The exploited vulnerabilities (CVE-2024-43047, CVE-2024-43093)
Qualcomm patched CVE-2024-43047 – a use-after-free vulnerability in the Digital Signal Processor (DSP) service that could be exploited to escalate privileges on targeted devices – in October 2024, and urged original equipment manufacturers (OEMs) to deploy the patches as soon as possible.
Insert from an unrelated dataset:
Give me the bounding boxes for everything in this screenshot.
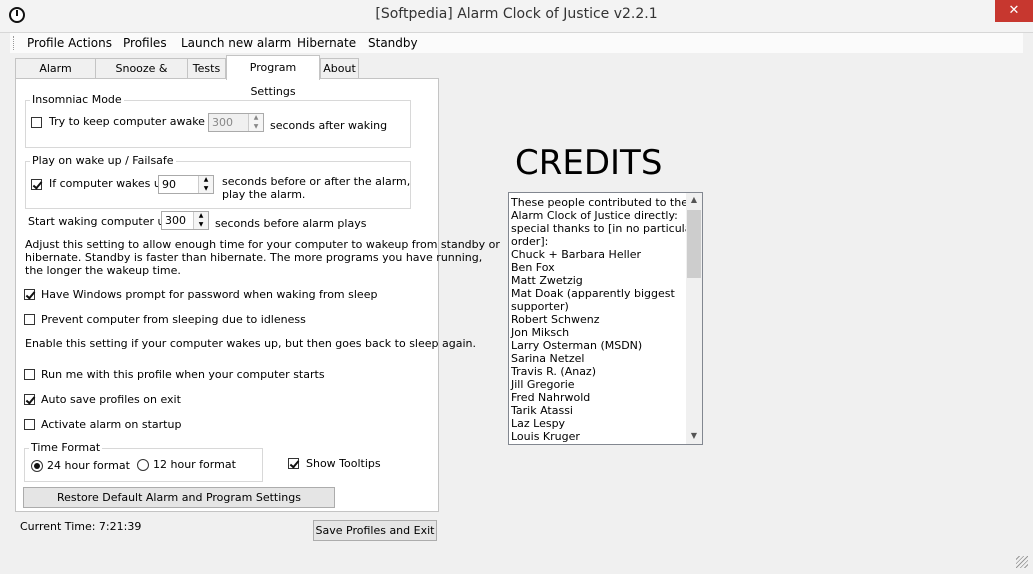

Reported by Seth Jenkins of Google Project Zero and Conghui Wang of Amnesty International Security Lab, it’s highly likely that the flaw is being leveraged by commercial mobile spyware makers.
Also, “limited, targeted exploitation” is phrasing that usually points toward cyber espionage campaigns rather than broad malware attacks and often implicates the use of specialized spyware targeting activists, journalists, or dissidents.
CVE-2024-43093 is another vulnerability that allows privilege escalation and has been fixed by restricting access to “Android/data,” “Android/obb,” and “Android/sandbox” directories and their sub-directories.
Propagating fixes in the Android ecosystem
As per usual, the Android Security Bulletin for November 2024 contains fixes for many other flaws found in the Android platform.
Android partners are notified of all issues at least a month before publication of each monthly Android security bulletin, and source code patches for them are released to the Android Open Source Project (AOSP) repository.
Samsung has, for example, patched CVE-2024-43047 in the October 2024 maintenance release for major flagship models, and CVE-2024-43093 in the one made available in November 2024.
Other manufacturers of Android-powered phones – such as Huawei, Motorolar, Oppo, and others – are expected to follow suit.